Microchips: A New Kind of Hearing Aid

by Wellness Editor – MH

Along with medicinal drugs, medical technology has improved by leaps and bounds over the last several decades. In the past several decades, devices such as MRIs, CT scanners and ultrasound machines have become commonplace in hospitals. Even today, medical science is still trying to refine and improve medical equipment. Over the last few years, a new type of device has emerged that, if successfully developed and mass produced, may revolutionize hearing aid technology.

From Trumpets to Processing Chips

In the past, patients had few options when trying to cope with declining hearing. From the 1600s up through the turn of the 20th century, people were forced to make do with large, handheld ear trumpets. This began to change in the early 1900s, with the advent of electronic hearing aids that utilized microphones. In the 1950s, transistor hearing aids were introduced, eventually becoming small enough to be worn behind the ear and later within the ear canal itself. The next evolution of the hearing aid relied upon digital technology to filter and amplify various sounds in the user’s ear.

The products available to those with poor hearing have certainly improved over the last century. Today, cochlear implants are used to treat patients with severe hearing loss, along with those that are completely deaf. As effective as these devices are, however, their days might be numbered.

In early 2014, researchers from two of the most prominent American universities announced that they had developed a new type of hearing aid implant. Crafted by researchers from Massachusetts Institute of Technology (MIT) and Harvard Medical School, this new microchip bears little resemblance to the cochlear implants currently used to treat deaf or hard-of-hearing patients.

Overview of Cochlear Implant

To better understand the importance of this new chip, it is helpful to compare it with current medical technology. A modern cochlear device consists of several key parts, each of which enables the implant to function properly:

  • Microphone
  • Long Cable
  • Short Cable
  • Speech Processor
  • Transmitting Coil
  • Receiver/Stimulator
  • Electrode array

The process by which cochlear implants transmit information to the brain involves several steps. First, the microphone picks up sound, transferring its auditory input to the speech processor via the long cable. The processor then interprets these sounds and converts them into an electrical signal, which traverses through the long and short cables to the transmitting coil. In turn, the transmitting coil directs electric signals to the receiver/stimulator.

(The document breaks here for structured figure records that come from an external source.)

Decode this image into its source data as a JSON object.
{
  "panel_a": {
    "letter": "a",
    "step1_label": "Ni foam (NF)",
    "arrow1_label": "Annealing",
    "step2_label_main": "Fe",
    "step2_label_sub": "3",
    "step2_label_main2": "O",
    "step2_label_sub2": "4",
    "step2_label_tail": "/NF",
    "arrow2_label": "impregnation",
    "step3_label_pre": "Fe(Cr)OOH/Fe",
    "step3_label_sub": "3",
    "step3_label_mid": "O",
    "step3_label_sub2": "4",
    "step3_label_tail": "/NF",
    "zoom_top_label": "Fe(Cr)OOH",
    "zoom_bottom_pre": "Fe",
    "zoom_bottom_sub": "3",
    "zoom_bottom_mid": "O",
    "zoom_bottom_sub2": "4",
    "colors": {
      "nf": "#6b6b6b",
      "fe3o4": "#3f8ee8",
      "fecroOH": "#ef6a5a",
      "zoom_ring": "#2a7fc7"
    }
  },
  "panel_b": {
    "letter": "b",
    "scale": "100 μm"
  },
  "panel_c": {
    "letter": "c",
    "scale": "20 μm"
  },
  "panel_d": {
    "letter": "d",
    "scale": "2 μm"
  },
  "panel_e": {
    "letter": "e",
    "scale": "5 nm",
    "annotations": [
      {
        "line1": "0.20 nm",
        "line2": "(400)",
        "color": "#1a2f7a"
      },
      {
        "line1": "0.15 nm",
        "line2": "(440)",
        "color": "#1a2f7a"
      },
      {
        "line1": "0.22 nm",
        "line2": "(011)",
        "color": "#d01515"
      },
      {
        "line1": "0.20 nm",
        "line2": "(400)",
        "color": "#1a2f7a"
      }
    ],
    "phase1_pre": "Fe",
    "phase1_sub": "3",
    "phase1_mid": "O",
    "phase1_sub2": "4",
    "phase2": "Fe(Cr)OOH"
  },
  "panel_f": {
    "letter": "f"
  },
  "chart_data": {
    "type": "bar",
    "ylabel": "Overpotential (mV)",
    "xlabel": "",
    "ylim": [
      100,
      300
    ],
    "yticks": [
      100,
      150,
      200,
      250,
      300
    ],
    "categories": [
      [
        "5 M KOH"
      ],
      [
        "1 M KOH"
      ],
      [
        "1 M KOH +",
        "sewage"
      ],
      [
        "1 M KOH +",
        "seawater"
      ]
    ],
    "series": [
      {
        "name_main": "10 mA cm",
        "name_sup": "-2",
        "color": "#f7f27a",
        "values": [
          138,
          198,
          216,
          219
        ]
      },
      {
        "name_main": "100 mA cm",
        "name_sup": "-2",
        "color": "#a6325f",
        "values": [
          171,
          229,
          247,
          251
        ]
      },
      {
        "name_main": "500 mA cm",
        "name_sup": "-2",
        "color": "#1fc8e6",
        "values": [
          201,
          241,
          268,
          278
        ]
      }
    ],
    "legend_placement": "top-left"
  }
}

The receiver/stimulator uses this data to not only determine the strength of the electric current it releases, but also which electrodes on the array actually receive an electrical charge. The activated electrodes then stimulate the nerve endings of the cochlea, a section of the inner ear that resembles a snail’s shell. Finally, the ears’ cochlear nerves transport their signals to the brain, which analyzes this data in order to determine what the person is hearing.

A Smaller Alternative?

One of the drawbacks to cochlear implants is that they are readily visible to the human eye, to the point where they could easily be mistaken for some large type of hearing aid. In addition, the external parts must be removed in certain situations, such as before the patient showers or goes swimming. In contrast, the device created by the MIT/Harvard researchers would include no external machinery whatsoever. Instead, the chip would be implanted inside the ear.

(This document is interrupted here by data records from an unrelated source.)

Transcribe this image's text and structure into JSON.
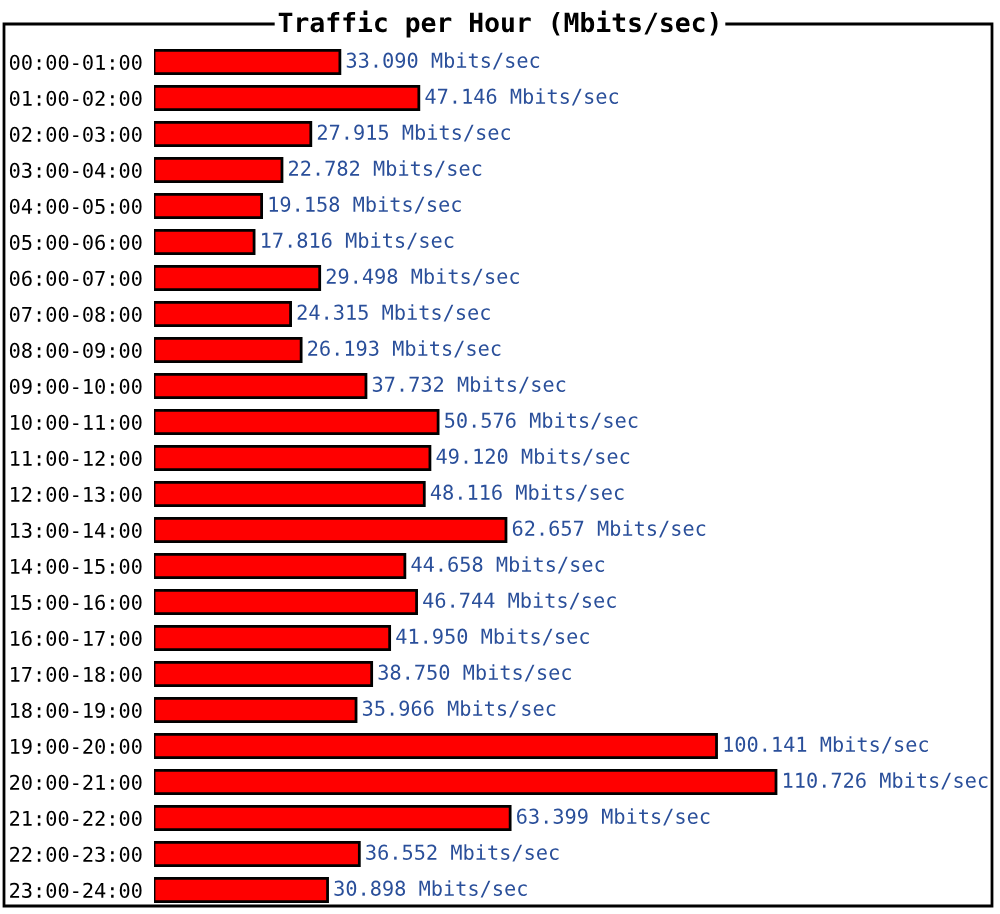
{
  "chart_data": {
    "type": "bar",
    "orientation": "horizontal",
    "title": "Traffic per Hour (Mbits/sec)",
    "categories": [
      "00:00-01:00",
      "01:00-02:00",
      "02:00-03:00",
      "03:00-04:00",
      "04:00-05:00",
      "05:00-06:00",
      "06:00-07:00",
      "07:00-08:00",
      "08:00-09:00",
      "09:00-10:00",
      "10:00-11:00",
      "11:00-12:00",
      "12:00-13:00",
      "13:00-14:00",
      "14:00-15:00",
      "15:00-16:00",
      "16:00-17:00",
      "17:00-18:00",
      "18:00-19:00",
      "19:00-20:00",
      "20:00-21:00",
      "21:00-22:00",
      "22:00-23:00",
      "23:00-24:00"
    ],
    "values": [
      33.09,
      47.146,
      27.915,
      22.782,
      19.158,
      17.816,
      29.498,
      24.315,
      26.193,
      37.732,
      50.576,
      49.12,
      48.116,
      62.657,
      44.658,
      46.744,
      41.95,
      38.75,
      35.966,
      100.141,
      110.726,
      63.399,
      36.552,
      30.898
    ],
    "value_labels": [
      "33.090 Mbits/sec",
      "47.146 Mbits/sec",
      "27.915 Mbits/sec",
      "22.782 Mbits/sec",
      "19.158 Mbits/sec",
      "17.816 Mbits/sec",
      "29.498 Mbits/sec",
      "24.315 Mbits/sec",
      "26.193 Mbits/sec",
      "37.732 Mbits/sec",
      "50.576 Mbits/sec",
      "49.120 Mbits/sec",
      "48.116 Mbits/sec",
      "62.657 Mbits/sec",
      "44.658 Mbits/sec",
      "46.744 Mbits/sec",
      "41.950 Mbits/sec",
      "38.750 Mbits/sec",
      "35.966 Mbits/sec",
      "100.141 Mbits/sec",
      "110.726 Mbits/sec",
      "63.399 Mbits/sec",
      "36.552 Mbits/sec",
      "30.898 Mbits/sec"
    ],
    "color": "#ff0000"
  }
}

The device would rely upon eardrum vibrations in order to function. Once installed, this chip would utilize a sensor in order to identify these vibrations, converting them into electrical signals. Similar to the receiver/stimulator used in cochlear implants, the microchip would then route these signals to electrodes embedded in the cochlear. The cochlear nerves would then perform their regular role of transmitting messages to the brain to analyze and decipher.

In addition to the chip itself, the MIT and Harvard researchers have also built a charging device for the new implant. This charger is not only able to supply the chip with eight hours worth of power, but it is also able to do so in only two minutes. Furthermore, the charger does not need to be plugged into an outlet in order to do its job. Instead, it can draw its energy from a common cell phone.

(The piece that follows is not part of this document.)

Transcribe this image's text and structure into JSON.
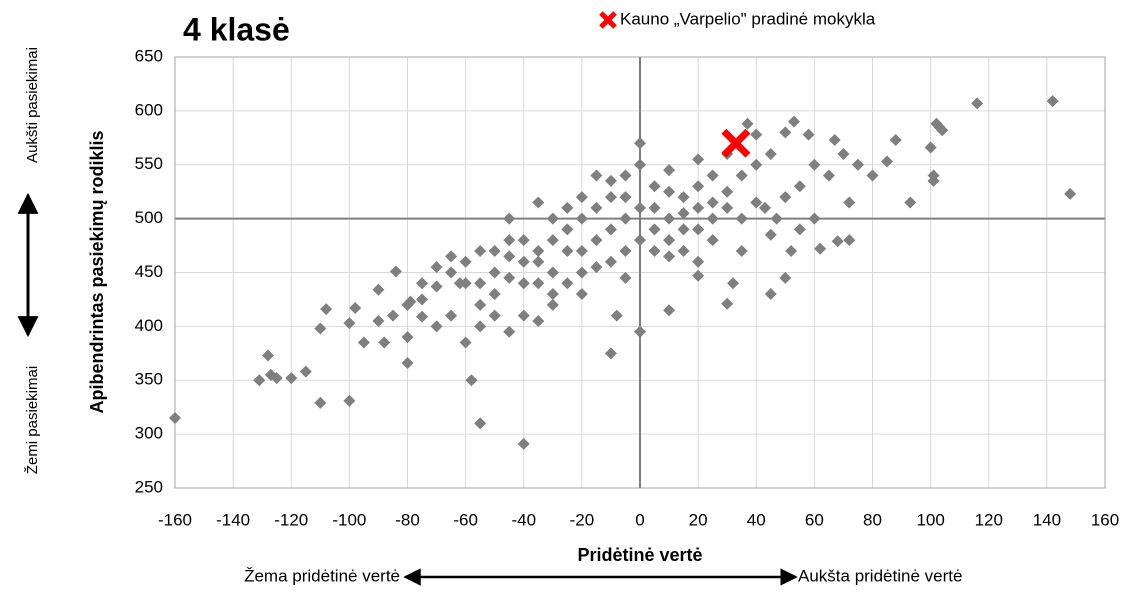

As encouraging as this new technology might be, it’s not the first cutting edge hearing implant to make use of microchips. A research team led by University of Utah faculty developed a similar device in 2012. In fact, this prototype operated in virtually the same manner as the MIT/Harvard chip; first, a sensor transmitted vibrations to a small chip, which transformed them into electrical signals. These signals were directed to the electrodes in the cochlear region, which passed them on to the brain.

The main difference between the two devices involves how their batteries are recharged. Like the chip built by the MIT and Harvard teams, the implant created in 2012 would run on an implanted battery. Instead of using a cellphone for just two minutes, however, this battery’s power would be replenished overnight by a charger attached to the patient’s ear. There might be an advantage to this charging method, however; the researchers hope that the charger will provide the implant with several days’ worth of power.

Hearing devices have come a long way since the days of portable ear trumpets. If microchip implants do become a reality, patients may soon enjoy greatly improved hearing without the inconveniences of current cochlear machinery.